# Show that $f(x)$ is irreducible

Here is the problem : Let $$f(x) = a_nx^n + a_{n-1}x^{n-1} + \cdots + a_1x + a_0$$ be a polynomial with integer coefficients such that $$|a_0|$$ is prime and $$|a_0|>|a_1| + |a_2| + \cdots + |a_n|.$$ Show that $$f(x)$$ is irreducible.

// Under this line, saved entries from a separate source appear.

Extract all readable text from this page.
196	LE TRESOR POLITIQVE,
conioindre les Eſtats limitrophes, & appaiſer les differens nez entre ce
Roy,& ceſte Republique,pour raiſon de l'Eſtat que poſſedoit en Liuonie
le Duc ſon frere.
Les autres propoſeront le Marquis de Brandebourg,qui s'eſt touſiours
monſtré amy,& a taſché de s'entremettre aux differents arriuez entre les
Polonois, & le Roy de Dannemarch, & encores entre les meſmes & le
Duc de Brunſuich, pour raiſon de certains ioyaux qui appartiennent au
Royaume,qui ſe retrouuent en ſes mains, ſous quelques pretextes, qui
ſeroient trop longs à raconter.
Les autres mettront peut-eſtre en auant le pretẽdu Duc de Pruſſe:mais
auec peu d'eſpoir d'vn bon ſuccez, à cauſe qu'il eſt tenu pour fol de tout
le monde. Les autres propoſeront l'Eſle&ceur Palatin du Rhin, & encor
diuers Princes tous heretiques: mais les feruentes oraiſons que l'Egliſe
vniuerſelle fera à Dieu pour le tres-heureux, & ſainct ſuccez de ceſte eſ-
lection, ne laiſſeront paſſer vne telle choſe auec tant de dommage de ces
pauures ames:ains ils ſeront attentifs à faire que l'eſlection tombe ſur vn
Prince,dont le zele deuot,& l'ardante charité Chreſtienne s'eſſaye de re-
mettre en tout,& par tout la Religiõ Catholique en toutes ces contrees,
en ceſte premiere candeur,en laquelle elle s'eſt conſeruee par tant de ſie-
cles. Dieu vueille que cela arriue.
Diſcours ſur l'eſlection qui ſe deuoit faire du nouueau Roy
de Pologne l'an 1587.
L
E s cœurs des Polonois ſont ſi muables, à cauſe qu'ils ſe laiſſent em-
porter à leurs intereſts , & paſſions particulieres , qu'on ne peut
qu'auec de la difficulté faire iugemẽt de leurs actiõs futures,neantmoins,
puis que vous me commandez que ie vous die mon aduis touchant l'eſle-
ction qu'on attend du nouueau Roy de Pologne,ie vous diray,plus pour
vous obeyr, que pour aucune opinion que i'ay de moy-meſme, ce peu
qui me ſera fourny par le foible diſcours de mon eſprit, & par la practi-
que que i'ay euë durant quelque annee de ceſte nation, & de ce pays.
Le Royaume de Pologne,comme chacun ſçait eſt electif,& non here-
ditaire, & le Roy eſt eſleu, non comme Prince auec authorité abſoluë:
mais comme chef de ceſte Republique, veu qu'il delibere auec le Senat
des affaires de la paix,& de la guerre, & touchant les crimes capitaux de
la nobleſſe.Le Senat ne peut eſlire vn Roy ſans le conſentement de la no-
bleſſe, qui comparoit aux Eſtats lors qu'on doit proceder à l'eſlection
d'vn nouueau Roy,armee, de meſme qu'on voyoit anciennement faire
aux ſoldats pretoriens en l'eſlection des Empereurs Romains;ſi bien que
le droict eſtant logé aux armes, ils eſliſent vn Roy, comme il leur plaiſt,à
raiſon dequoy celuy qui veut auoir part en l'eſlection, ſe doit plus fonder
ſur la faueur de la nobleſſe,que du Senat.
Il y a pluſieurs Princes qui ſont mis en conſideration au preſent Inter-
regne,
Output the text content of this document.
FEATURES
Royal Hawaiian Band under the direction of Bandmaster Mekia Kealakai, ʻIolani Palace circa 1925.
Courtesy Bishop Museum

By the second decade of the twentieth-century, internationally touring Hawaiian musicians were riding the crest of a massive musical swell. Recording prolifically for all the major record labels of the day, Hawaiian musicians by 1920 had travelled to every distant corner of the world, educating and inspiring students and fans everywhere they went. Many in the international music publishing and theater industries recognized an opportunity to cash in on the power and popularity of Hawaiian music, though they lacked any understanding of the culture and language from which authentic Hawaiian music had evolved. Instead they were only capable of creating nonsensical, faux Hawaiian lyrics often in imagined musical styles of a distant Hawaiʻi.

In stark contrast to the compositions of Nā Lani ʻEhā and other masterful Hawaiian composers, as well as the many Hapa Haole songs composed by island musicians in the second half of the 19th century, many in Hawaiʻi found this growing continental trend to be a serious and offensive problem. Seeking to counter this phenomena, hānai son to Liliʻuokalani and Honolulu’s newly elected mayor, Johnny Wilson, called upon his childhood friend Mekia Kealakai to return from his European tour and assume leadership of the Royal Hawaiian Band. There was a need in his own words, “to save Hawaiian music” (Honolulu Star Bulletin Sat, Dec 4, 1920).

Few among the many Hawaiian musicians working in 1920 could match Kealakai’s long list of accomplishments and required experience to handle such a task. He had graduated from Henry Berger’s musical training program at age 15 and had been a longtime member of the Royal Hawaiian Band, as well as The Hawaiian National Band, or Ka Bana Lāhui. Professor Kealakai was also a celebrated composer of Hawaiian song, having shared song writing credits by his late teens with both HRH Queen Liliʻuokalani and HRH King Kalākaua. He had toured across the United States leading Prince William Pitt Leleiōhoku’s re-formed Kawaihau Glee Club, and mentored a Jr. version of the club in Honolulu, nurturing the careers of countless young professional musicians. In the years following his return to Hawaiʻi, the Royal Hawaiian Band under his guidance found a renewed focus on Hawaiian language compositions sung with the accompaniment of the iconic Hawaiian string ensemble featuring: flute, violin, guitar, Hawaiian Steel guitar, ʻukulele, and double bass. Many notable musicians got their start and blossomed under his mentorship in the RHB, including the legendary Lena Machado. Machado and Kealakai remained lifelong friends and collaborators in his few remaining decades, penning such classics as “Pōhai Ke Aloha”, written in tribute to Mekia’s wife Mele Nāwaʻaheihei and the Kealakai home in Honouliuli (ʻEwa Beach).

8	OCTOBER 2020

The solution is : Let $$\alpha$$ be any complex zero of $$f$$. Suppose that $$|\alpha| \le 1$$, then $$|a_0|=|a_1\alpha + \cdots + a_n{\alpha}^n| \le |a_1| + \cdots + |a_n|,$$ a contradiction, therefore all the zeros of $$f$$ satisfies $$|\alpha|>1$$. Now, suppose that $$f(x)=g(x)h(x)$$, where $$g$$ and $$h$$ are nonconstant integer polynomials. Then $$a_0 = f(0) = g(0)h(0)$$. Since $$|a_0|$$ is prime, one of $$|g(0)|,|h(0)|$$ equals 1. Say $$|g(0)|=1$$, and let $$b$$ be the leading coefficient of $$g$$. If $${\alpha}_1, \cdots, {\alpha}_k$$ are the roots of $$g$$, then $$|{\alpha}_1{\alpha}_2\cdots{\alpha}_k| = 1/|b| \le 1$$. However, $${\alpha}_1, \cdots, {\alpha}_k$$ are also the zeros of $$f$$, and so each has a magnitude greater than 1. Contradiction. Tberefore $$f$$ is irreducible.

Now I am left with one part that I don't understand, $$1/|b| \le 1$$. How can we know that $$|b| \ge 1$$? Any help is surely appreciated, thanks!

$$b$$ is an integer since it is a coefficient of $$g$$, so $$|b|\geq 1$$.